Active Directory is an overstuffed turkey, offering a range of services from authentication to configuration management to policy enforcement. No matter what new practices Microsoft prescribes, it's still overstuffed. That's why we have a ransomware epidemic. It is precisely because AD has its hooks into workstations, servers, and user accounts that ransomware works. Nothing in Microsoft's new guidance changes that. No efforts to make administrative privileges harder to use will make those privileges less concentrated.

Active Directory is Insecure. Throwing it Out Isn’t The Answer. Protecting It Is.

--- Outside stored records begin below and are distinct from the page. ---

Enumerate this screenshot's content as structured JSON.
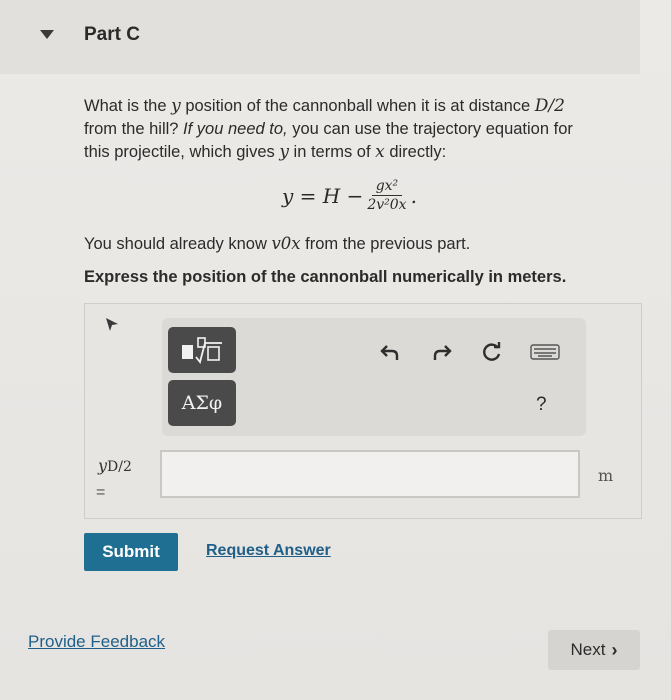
{
  "part": {
    "title": "Part C"
  },
  "question": {
    "line1_a": "What is the ",
    "line1_var": "y",
    "line1_b": " position of the cannonball when it is at distance ",
    "line1_dist": "D/2",
    "line2_a": "from the hill? ",
    "line2_hint": "If you need to,",
    "line2_b": " you can use the trajectory equation for",
    "line3_a": "this projectile, which gives ",
    "line3_y": "y",
    "line3_b": " in terms of ",
    "line3_x": "x",
    "line3_c": " directly:"
  },
  "equation": {
    "lhs": "y = H −",
    "numerator": "gx²",
    "denominator": "2v²0x",
    "tail": "."
  },
  "know": {
    "a": "You should already know ",
    "var": "v0x",
    "b": " from the previous part."
  },
  "instruction": "Express the position of the cannonball numerically in meters.",
  "toolbar": {
    "template_icon": "template-icon",
    "greek_label": "ΑΣφ",
    "undo_icon": "undo-icon",
    "redo_icon": "redo-icon",
    "reset_icon": "reset-icon",
    "keyboard_icon": "keyboard-icon",
    "help_label": "?"
  },
  "answer": {
    "variable": "y",
    "variable_sub": "D/2",
    "equals": "=",
    "value": "",
    "unit": "m"
  },
  "actions": {
    "submit_label": "Submit",
    "request_label": "Request Answer",
    "feedback_label": "Provide Feedback",
    "next_label": "Next"
  }
}
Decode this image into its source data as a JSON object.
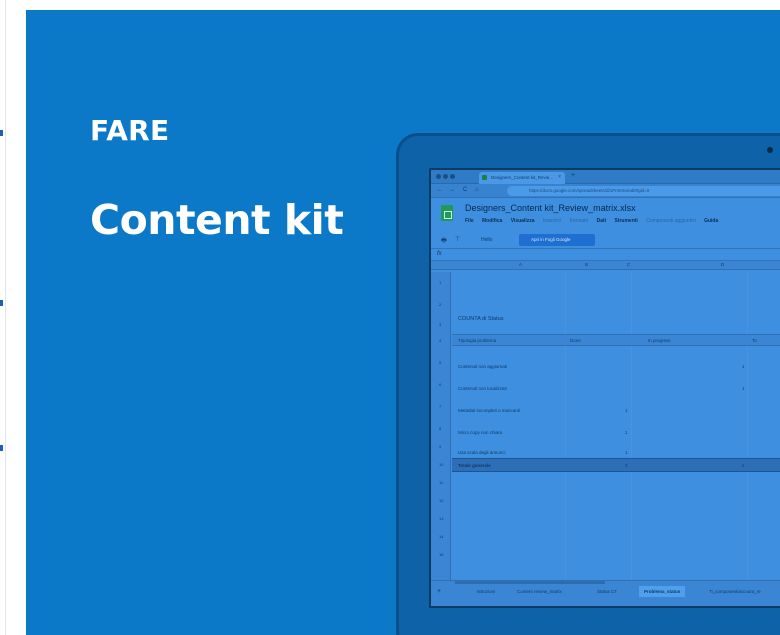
{
  "hero": {
    "eyebrow": "FARE",
    "headline": "Content kit"
  },
  "browser": {
    "tab_title": "Designers_Content kit_Revie...",
    "tab_close": "×",
    "new_tab": "+",
    "nav": {
      "back": "←",
      "forward": "→",
      "reload": "C",
      "home": "⌂"
    },
    "url": "https://docs.google.com/spreadsheets/d/1PmK6n/edit#gid=0"
  },
  "sheet": {
    "doc_title": "Designers_Content kit_Review_matrix.xlsx",
    "menu": [
      {
        "label": "File",
        "dim": false
      },
      {
        "label": "Modifica",
        "dim": false
      },
      {
        "label": "Visualizza",
        "dim": false
      },
      {
        "label": "Inserisci",
        "dim": true
      },
      {
        "label": "Formato",
        "dim": true
      },
      {
        "label": "Dati",
        "dim": false
      },
      {
        "label": "Strumenti",
        "dim": false
      },
      {
        "label": "Componenti aggiuntivi",
        "dim": true
      },
      {
        "label": "Guida",
        "dim": false
      }
    ],
    "toolbar": {
      "print": "🖶",
      "filter": "⊤",
      "font": "Hello",
      "open_button": "Apri in Fogli Google"
    },
    "fx": "fx",
    "columns": [
      "A",
      "B",
      "C",
      "D",
      "E"
    ],
    "rows": [
      "1",
      "2",
      "3",
      "4",
      "5",
      "6",
      "7",
      "8",
      "9",
      "10",
      "11",
      "12",
      "13",
      "14",
      "15",
      "16",
      "17",
      "18"
    ],
    "section_title": "COUNTA di Status",
    "header": [
      "Tipologia problema",
      "Done",
      "In progress",
      "To"
    ],
    "data_rows": [
      {
        "label": "Contenuti non aggiornati",
        "done": "",
        "progress": "",
        "todo": "1"
      },
      {
        "label": "Contenuti non localizzati",
        "done": "",
        "progress": "",
        "todo": "1"
      },
      {
        "label": "Metadati incompleti o mancanti",
        "done": "1",
        "progress": "",
        "todo": ""
      },
      {
        "label": "Micro copy non chiara",
        "done": "1",
        "progress": "",
        "todo": ""
      },
      {
        "label": "Usa scala degli annunci",
        "done": "1",
        "progress": "",
        "todo": ""
      }
    ],
    "total_row": {
      "label": "Totale generale",
      "done": "3",
      "progress": "",
      "todo": "2"
    },
    "tabs": [
      {
        "label": "Istruzioni",
        "active": false
      },
      {
        "label": "Content review_matrix",
        "active": false
      },
      {
        "label": "Status CT",
        "active": false
      },
      {
        "label": "Problema_status",
        "active": true
      },
      {
        "label": "Ti_componentiaccount_re",
        "active": false
      }
    ],
    "add_sheet": "+"
  }
}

Active Directory does so much, and is so complex, that it cannot be effectively secured. The company’s low-key announcement this month is just official recognition that Microsoft has thrown in the towel. While not surprising, it is unwelcome news for tens of thousands of enterprises. If you have an on-premise Active Directory implementation, you’re dead to Microsoft unless you move to Azure. To paraphrase the New York Daily News’ infamous headline about President Ford and New York City: MSFT to CIOs: Drop Dead.

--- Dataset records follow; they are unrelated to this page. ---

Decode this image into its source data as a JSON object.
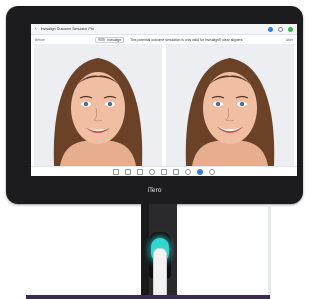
{
  "device": {
    "brand": "iTero"
  },
  "app": {
    "window_title": "Invisalign Outcome Simulator Pro",
    "before_label": "Before",
    "after_label": "After",
    "toggle_label": "Invisalign",
    "disclaimer": "This potential outcome simulation is only valid for Invisalign® clear aligners",
    "icons": [
      "back-icon",
      "info-icon",
      "gear-icon",
      "share-icon"
    ]
  },
  "toolbar": {
    "tools": [
      "rotate-icon",
      "compare-icon",
      "split-icon",
      "zoom-icon",
      "pan-icon",
      "crop-icon",
      "settings-icon",
      "color-icon",
      "record-icon"
    ]
  },
  "colors": {
    "accent": "#2b7de9",
    "glow": "#2fd6d2",
    "bezel": "#1c1c1e"
  }
}
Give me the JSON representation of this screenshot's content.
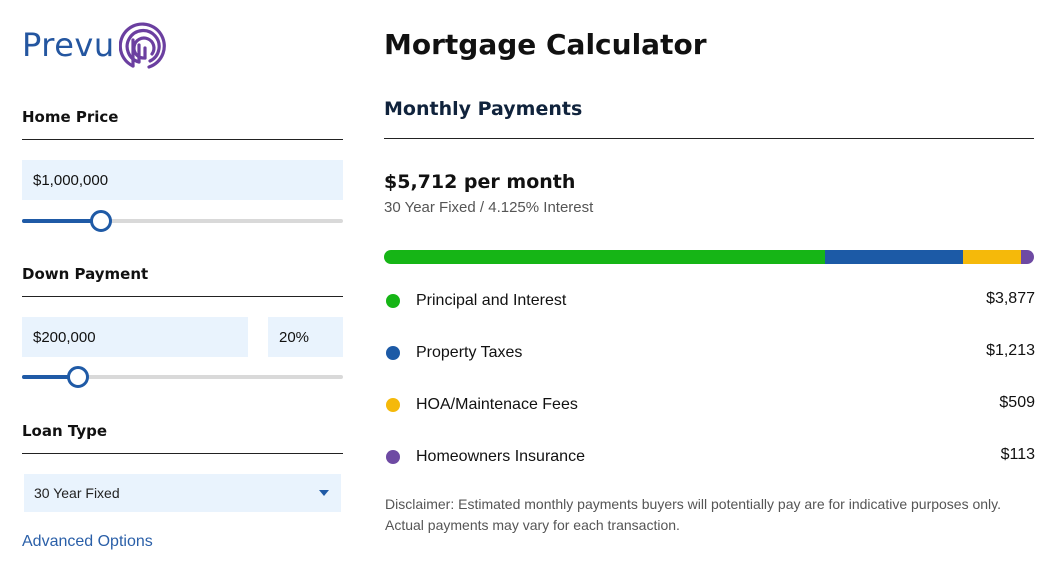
{
  "brand": {
    "name": "Prevu",
    "color": "#2456a0",
    "mark_color": "#6b3fa0"
  },
  "sidebar": {
    "home_price": {
      "label": "Home Price",
      "value": "$1,000,000",
      "slider_fraction": 0.245
    },
    "down_payment": {
      "label": "Down Payment",
      "value": "$200,000",
      "percent": "20%",
      "slider_fraction": 0.175
    },
    "loan_type": {
      "label": "Loan Type",
      "selected": "30 Year Fixed"
    },
    "advanced_link": "Advanced Options"
  },
  "main": {
    "title": "Mortgage Calculator",
    "section_title": "Monthly Payments",
    "total": "$5,712 per month",
    "summary": "30 Year Fixed / 4.125% Interest",
    "breakdown": [
      {
        "name": "Principal and Interest",
        "amount": "$3,877",
        "value": 3877,
        "color": "#16b516"
      },
      {
        "name": "Property Taxes",
        "amount": "$1,213",
        "value": 1213,
        "color": "#1c5aa6"
      },
      {
        "name": "HOA/Maintenace Fees",
        "amount": "$509",
        "value": 509,
        "color": "#f5b90a"
      },
      {
        "name": "Homeowners Insurance",
        "amount": "$113",
        "value": 113,
        "color": "#6e4aa3"
      }
    ],
    "disclaimer": "Disclaimer: Estimated monthly payments buyers will potentially pay are for indicative purposes only. Actual payments may vary for each transaction."
  },
  "colors": {
    "accent": "#1f5aa6",
    "field_bg": "#e9f3fd",
    "link": "#2a5fa8"
  }
}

Enterprises don’t need a complex new belt-and-suspenders architecture or Microsoft’s magic cloud to secure something that fundamentally cannot be secured. What enterprises need, instead, are practical solutions that help them detect and stop attacks now. These include tools to validate the Kerberos authentication protocol that lies at the heart of Windows networking, powerful diagnostics that help security teams understand attack paths, and anatutics that predict their company’s potential susceptibility to abuses of privilege.

Enterprises live in reality. And in that reality, they have substantial investments in Windows infrastructure. That infrastructure is being ransacked by criminal ransomware gangs and state-sponsored actors—such as those behind the breach of SolarWinds and 18,000 of its customers. The answer to recent supply chain attacks can’t be, place your trust in Microsoft, because as a trusted supplier, Microsoft can reduce your supply chain risks. That’s circular logic. As we’ve noted already, Microsoft’s recent track record protecting its own infrastructure is far from spotless.

Privilege escalation and credential forgery attack vectors can’t be roadmapped or (white)papered over. These tactics are behind every major security breach of the last five years. And as earnestly as Microsoft may tell its customers that Azure is the answer, ransomware operators won’t stop attacking just because Azure AD might someday be useful. Multinationals won’t stop suffering losses in hundred-million-dollar increments because Microsoft discovered “Zero Trust Networking”—with no way to genuinely implement it as long as domain-binding makes some things More Trusted Than Others. And Russia won’t halt its campaign to steal our nation’s most sensitive industrial, medical and military secrets while waiting for armies of MCSEs to complete their Azure migration projects.

Active Directory is here to stay. It remains central to the end-user computing plant of most organizations. And although application teams have moved a substantial fraction of new application development to platform-independent stacks, many enterprises continue to run vital and business-critical application workloads on Windows. Protecting it is job one. Let’s get to work.